The Boston Red Sox have hired former manager Alex Cora to manage the team going forward; there is a lot to unpack with that statement. Let’s start with the positives. Alex Cora was hired by the Boston Red Sox before the 2018 season and found immediate success. The Red Sox finished with an MLB best 108–54 record and ended up securing a World Series title. This alone solidified Cora’s place in Red Sox history.
After a mediocre 2018, Cora was not ripe for criticism; however, the Astros sign-stealing scandal from 2017 was linked to Cora, and all of a sudden he was a disgrace to the Boston community. A rising star in the managerial world was struck down abruptly and irrationally.
Then, the Red Sox completely bombed the Covid-19 shortened 2020 season. The idea of a return to greatness for a franchise that has been eternally cursed seemed to forgive all doubts for Cora and name him the manager of the Red Sox for the foreseeable future. Is that a good move?
Yes, in this low clouted columnist’s opinion it is. As a competitive baseball player throughout the almost varsity collegiate level, a sign-stealing scandal is sincerely on the tame level of atrocities seen on the Amateur Athletic Union Baseball circuit.; however, the use of electronic devices to further the sign-stealing did cross a line.
When thinking about the AAU Baseball days or the mid-2010-era, sign stealing was apparent and encouraged, and this is a good attribute.

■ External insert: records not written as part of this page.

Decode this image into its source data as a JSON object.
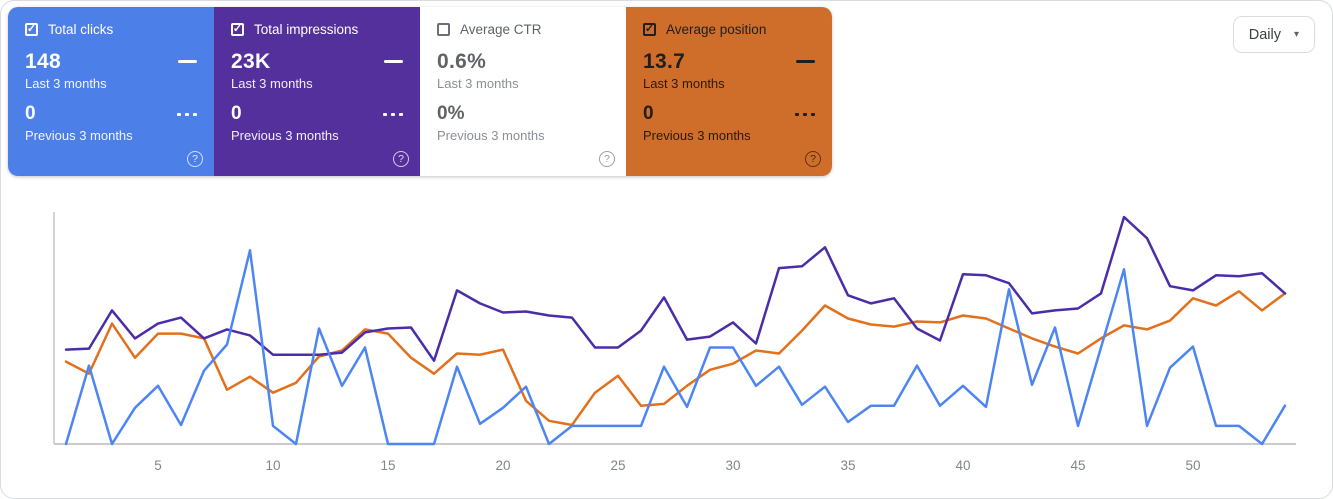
{
  "period_selector": {
    "label": "Daily"
  },
  "icons": {
    "check": "✓",
    "help": "?",
    "caret_down": "▾"
  },
  "colors": {
    "clicks_card_bg": "#4c7fe8",
    "impressions_card_bg": "#54309d",
    "ctr_card_text": "#5f6368",
    "position_card_bg": "#ce6e2a",
    "axis_line": "#c9cbcf",
    "tick_label": "#80868b"
  },
  "cards": [
    {
      "label": "Total clicks",
      "checked": true,
      "checkbox_glyph": "✓",
      "value": "148",
      "value_caption": "Last 3 months",
      "prev_value": "0",
      "prev_caption": "Previous 3 months"
    },
    {
      "label": "Total impressions",
      "checked": true,
      "checkbox_glyph": "✓",
      "value": "23K",
      "value_caption": "Last 3 months",
      "prev_value": "0",
      "prev_caption": "Previous 3 months"
    },
    {
      "label": "Average CTR",
      "checked": false,
      "checkbox_glyph": "",
      "value": "0.6%",
      "value_caption": "Last 3 months",
      "prev_value": "0%",
      "prev_caption": "Previous 3 months"
    },
    {
      "label": "Average position",
      "checked": true,
      "checkbox_glyph": "✓",
      "value": "13.7",
      "value_caption": "Last 3 months",
      "prev_value": "0",
      "prev_caption": "Previous 3 months"
    }
  ],
  "chart_data": {
    "type": "line",
    "title": "",
    "xlabel": "",
    "ylabel": "",
    "x_range": [
      1,
      54
    ],
    "x_ticks": [
      5,
      10,
      15,
      20,
      25,
      30,
      35,
      40,
      45,
      50
    ],
    "y_units": "relative height, 0-100 (chart has no y-axis labels)",
    "grid": false,
    "legend_position": "in metric cards above",
    "series": [
      {
        "id": "clicks",
        "name": "Total clicks",
        "color": "#4d86f2",
        "values": [
          0,
          33.8,
          0,
          15.6,
          25.1,
          8.2,
          31.6,
          42.9,
          83.5,
          7.8,
          0,
          49.8,
          25.1,
          41.6,
          0,
          0,
          0,
          33.3,
          8.7,
          15.6,
          24.7,
          0,
          7.8,
          7.8,
          7.8,
          7.8,
          33.3,
          16,
          41.6,
          41.6,
          25.1,
          33.3,
          16.9,
          24.7,
          9.5,
          16.5,
          16.5,
          33.8,
          16.5,
          25.1,
          16,
          66.7,
          25.5,
          50.2,
          7.8,
          41.6,
          75.3,
          7.8,
          32.9,
          42,
          7.8,
          7.8,
          0,
          16.5
        ]
      },
      {
        "id": "impressions",
        "name": "Total impressions",
        "color": "#4b2da8",
        "values": [
          40.7,
          41.1,
          57.6,
          45.5,
          51.9,
          54.5,
          45.5,
          49.4,
          46.8,
          38.5,
          38.5,
          38.5,
          39.4,
          48.1,
          49.8,
          50.2,
          35.9,
          66.2,
          60.6,
          56.7,
          57.1,
          55.4,
          54.5,
          41.6,
          41.6,
          48.9,
          63.2,
          45,
          46.3,
          52.4,
          43.3,
          75.8,
          76.6,
          84.8,
          64.1,
          60.6,
          62.8,
          49.8,
          44.6,
          73.2,
          72.7,
          69.3,
          56.3,
          57.6,
          58.4,
          64.9,
          97.8,
          88.7,
          68,
          66.2,
          72.7,
          72.3,
          73.6,
          64.9
        ]
      },
      {
        "id": "position",
        "name": "Average position",
        "color": "#e2711d",
        "values": [
          35.5,
          30.3,
          51.9,
          37.2,
          47.6,
          47.6,
          45.5,
          23.4,
          29,
          22.1,
          26.4,
          37.7,
          40.3,
          49.4,
          47.6,
          37.2,
          30.3,
          39,
          38.5,
          40.7,
          18.6,
          10,
          8.2,
          22.1,
          29.4,
          16.5,
          17.3,
          25.1,
          32,
          34.6,
          40.3,
          39,
          48.9,
          59.7,
          54.1,
          51.5,
          50.6,
          52.8,
          52.4,
          55.4,
          54.1,
          49.8,
          45.5,
          42,
          39,
          45.5,
          51.1,
          49.4,
          53.2,
          62.8,
          59.7,
          65.8,
          57.6,
          64.9
        ]
      }
    ]
  }
}
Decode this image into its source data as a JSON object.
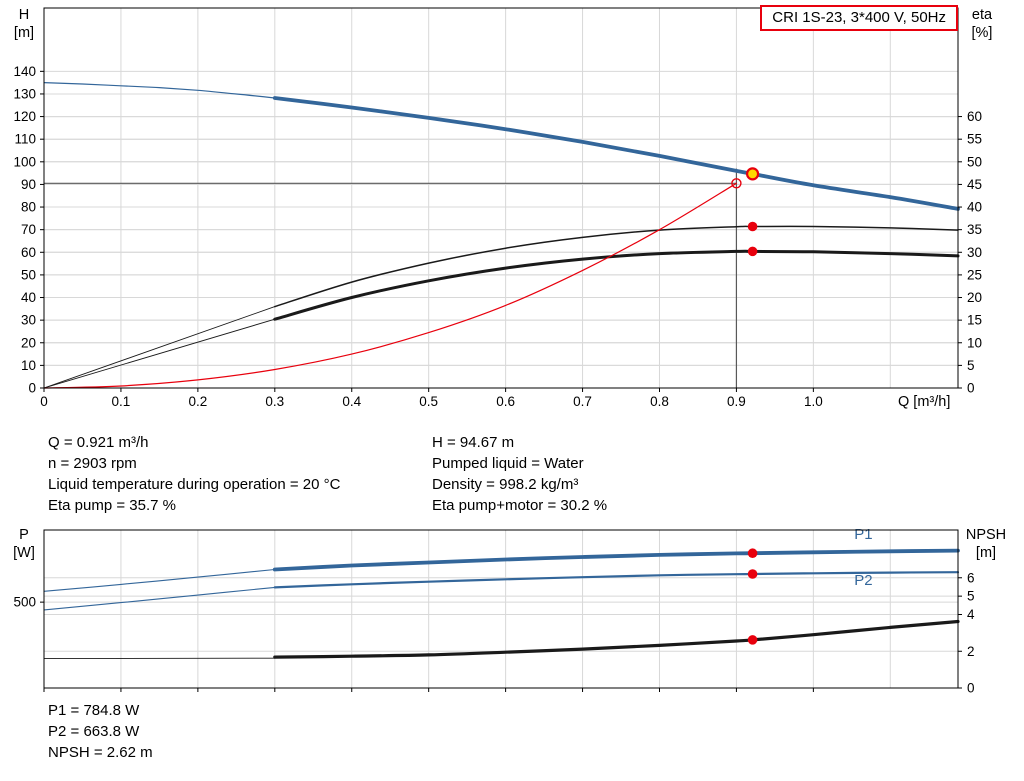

If in high levels of competition a coach was calling balls and strikes, a baserunner and also those who are on the bench ought to steal the signs of their opponents. This is part of the game; coaches who are afraid of signs being stolen elevate the complexity of the signs being signaled to the opposing team must raise the complexity of their signs; however, what happens in a professional setting with the use of cameras and technology is on a different level, and Cora took the brunt of the blame for the Astros.
A scandal that could have been the end of two managers’ careers turns out to be a one-year hiatus, and besides losing some draft picks, all those involved in the Astros sign-stealing scandal come out relatively unscathed from the laws of the MLB; but, escaping further punishment from the league is only one less thing to worry about. Cora will face chastising from opposing fans when they travel to away games, and will likely have a short leash. If he fails with the Red Sox, he will have a tough time finding a new managerial job as his overall reputation is still tarnished. This is an especially scary thought when considering the lack of talent, especially on the mound, for the Red Sox.
Despite this uncertainty, I believe he is the right man for the job. The clubhouse respects him, the fan base loves him, and he is an exceptional manager. If he finds success in this era of Red Sox baseball, he will rise to the level of Terry Francona in the minds of Boston fans. If he doesn’t, he will still be associated with the 2018 team, so it can’t be too bad.